All of these elements add up to a dirty little ball of fun, allowing Pepin to plumb the depths of a nuts-and-bolts social problem without losing the audience. "Talking about infrastructure and government is boring," she declares without prompting. "So I think you have to use stories of everyday people and how the issue affects everyday people—that’s how you grab viewers. The easiest way to make this film would be to interview people from the water board and government officials and scientists, and it would be a big yawnfest. What’s more interesting is someone who lives next to one of the most polluted rivers in the United States, the New River."

That last statement is based on firsthand experience, incidentally. The day she shot in Imperial County alongside the river, Pepin was plagued by a bloody nose, upset stomach, terrible headache and watery eyes.

The threats to our drinking water—not just in California, but nationally—are sobering indeed. "The pharmaceutical industry is not going away, and they have no idea how to fix it," says Pepin. "The technology is not affordable to any community right now. Is it cheaper to not clean it up, and just deal with lawsuits later on? Here we are, 30 years later from Erin Brockovich, and it’s still going on."

So the trick with a film like Wasted!, and which An Incovenient Truth accomplished so neatly, is not to leave the audience feeling hopeless at the end. One of the storylines that Pepin has mapped out involves a community in Humboldt County coming together to create a wetlands that’s proven so successful (and economical) that it’s a showcase for other places with similar wastewater problems. But unlike the Al Gore movie, which listed everyday steps moviegoers could take to slow global warming, Wasted! won’t provide individual actions against dirty water (cue the Standells).

"I don’t think it’s [about] things you can do at home," Pepin says. "People have to come together in their communities and decide that this is something that’s important to them—that they don’t want bacteria counts off the charts when they go to the beach, or their kids to get sinus infections from swimming in the ocean. Or when they drink water [from the tap] it has levels of birth-control pills or Prozac."

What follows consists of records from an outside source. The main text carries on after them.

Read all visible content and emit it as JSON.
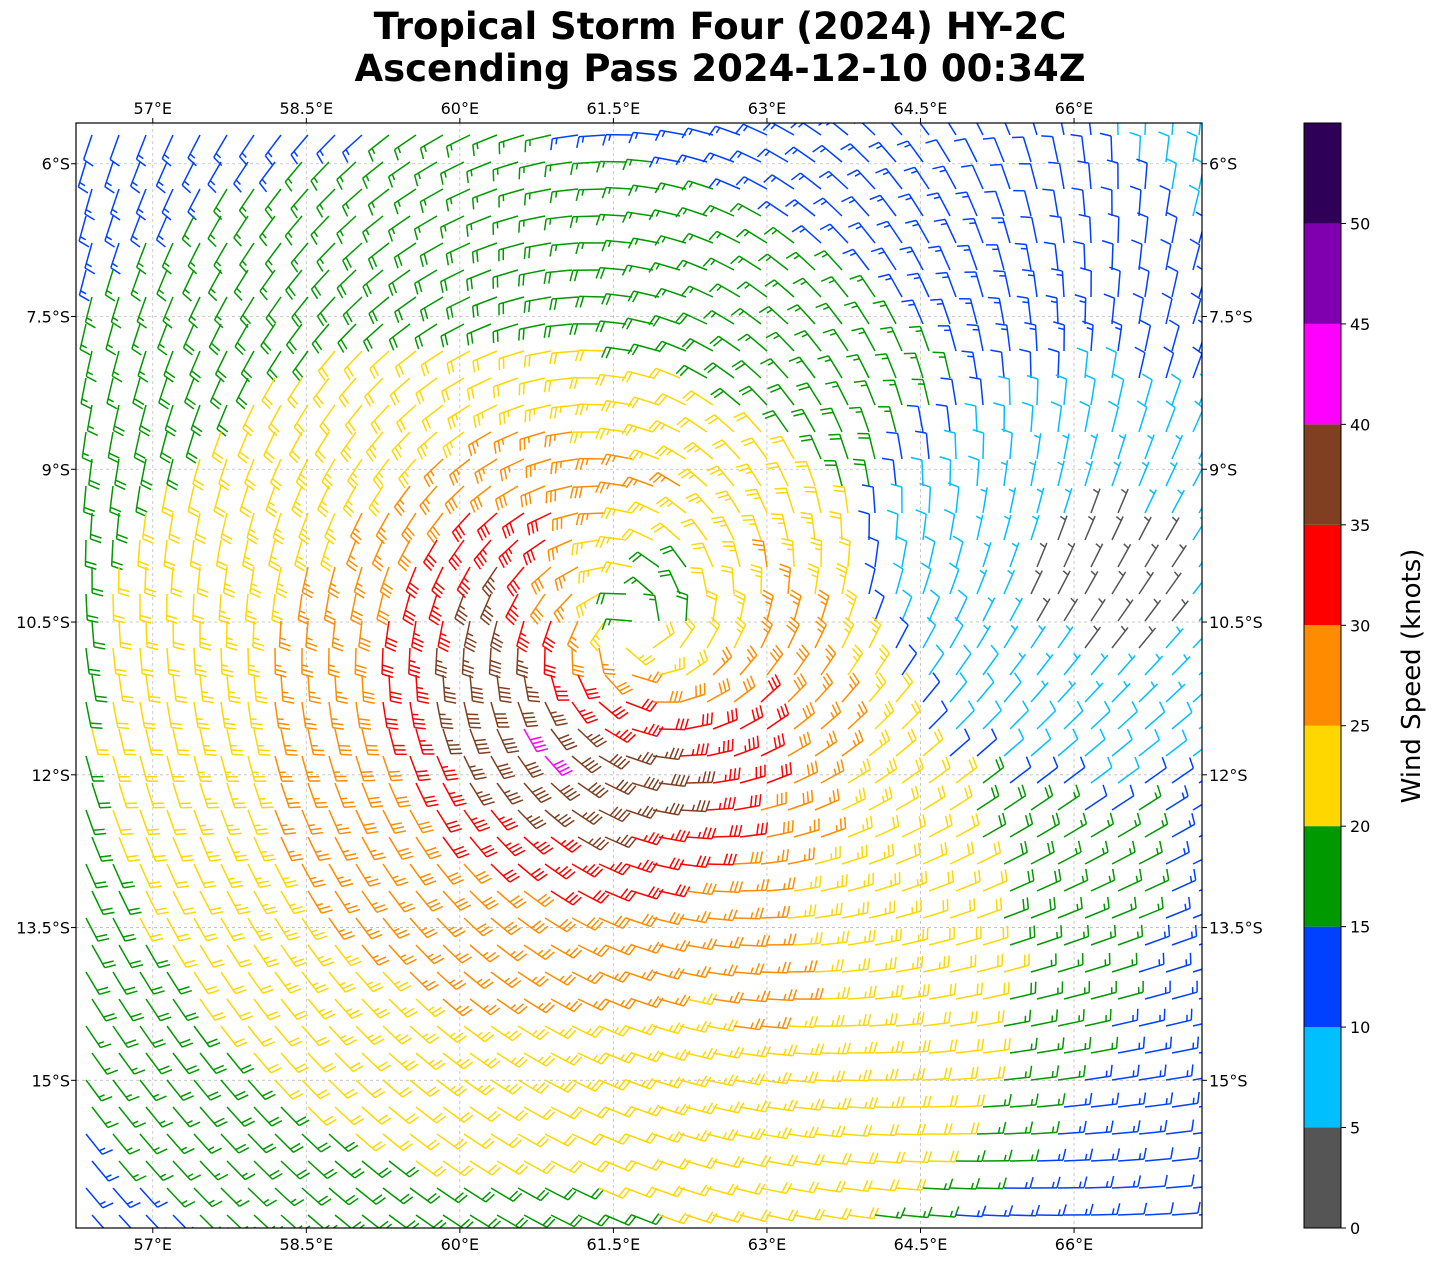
{
  "chart_data": {
    "type": "wind_barbs",
    "title": "Tropical Storm Four (2024) HY-2C",
    "subtitle": "Ascending Pass 2024-12-10 00:34Z",
    "x_ticks": [
      "57°E",
      "58.5°E",
      "60°E",
      "61.5°E",
      "63°E",
      "64.5°E",
      "66°E"
    ],
    "y_ticks": [
      "6°S",
      "7.5°S",
      "9°S",
      "10.5°S",
      "12°S",
      "13.5°S",
      "15°S"
    ],
    "xlim": [
      56.25,
      67.25
    ],
    "ylim": [
      -16.45,
      -5.6
    ],
    "grid": true,
    "storm_center": {
      "lon": 61.7,
      "lat": -10.6
    },
    "colorbar": {
      "label": "Wind Speed (knots)",
      "ticks": [
        "0",
        "5",
        "10",
        "15",
        "20",
        "25",
        "30",
        "35",
        "40",
        "45",
        "50"
      ],
      "bins": [
        {
          "min": 0,
          "max": 5,
          "color": "#555555"
        },
        {
          "min": 5,
          "max": 10,
          "color": "#00bfff"
        },
        {
          "min": 10,
          "max": 15,
          "color": "#0040ff"
        },
        {
          "min": 15,
          "max": 20,
          "color": "#009900"
        },
        {
          "min": 20,
          "max": 25,
          "color": "#ffd700"
        },
        {
          "min": 25,
          "max": 30,
          "color": "#ff8c00"
        },
        {
          "min": 30,
          "max": 35,
          "color": "#ff0000"
        },
        {
          "min": 35,
          "max": 40,
          "color": "#7f3f20"
        },
        {
          "min": 40,
          "max": 45,
          "color": "#ff00ff"
        },
        {
          "min": 45,
          "max": 50,
          "color": "#8000b0"
        },
        {
          "min": 50,
          "max": 55,
          "color": "#2e0057"
        }
      ]
    }
  }
}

Pepin, who was the day manager at the Fillmore in the ’80s, owned Neurotic Records at 7th and Folsom from 1991-95 and has been an associate producer at KQED since 1997, is simultaneously fundraising, researching and shooting Wasted! As if that’s not enough, she envisions starting production this summer on a doc about kids and surfing.

"I’m more optimistic that it’s going to be easier to raise the money for this film than the last one," she confides. "For One Winter Story, I thought it would take a year and it took five. I sold my record collection. I had 10,000 records and now I have 400 LPs and 2,000 singles. You just have to pick subjects that you get so obsessed you just cannot finish it, no matter what."

While the website for her production company, Potrero Industries, is under construction, Pepin can be reached at photosf@hotmail.com. The photography exhibit "Harlem of the West," organized by the Museum of Performance & Design and curated by Pepin and Lewis Watts (co-authors of "Harlem of the West: The San Francisco Fillmore Jazz Era"), continues through March 7 at the Jazz Heritage Center, 1330 Fillmore St. (at Eddy), in San Francisco.

Notes From the Underground

Jay Rosenblatt (Human Remains) and Lourdes Portillo (Señorita Extraviada) were named 2009 Fellows of United States Artists. It’s a career-recognition award rather than a project grant, so the chunk o’ cash truly goes to support the artist. . . . 20th Century Fox has set a July 10 release date for I Love You Beth Cooper, Chris Columbus’s first movie since 2005’s Rent. . . . The Bay Area didn’t place a single title on the shortlist of 15 feature documentaries in the hunt for a 2009 Oscar nomination, but nabbed three of the eight slots in the short docs category—Steven Okazaki’s The Conscience of Nhem En, Ruby Yang and Thomas Lennon’s Tongzhi in Love and Megan Mylan’s Smile Pinki. The Smith Rafael Film Center in San Rafael screens the trio this Sun., Jan. 11, at 4 p.m.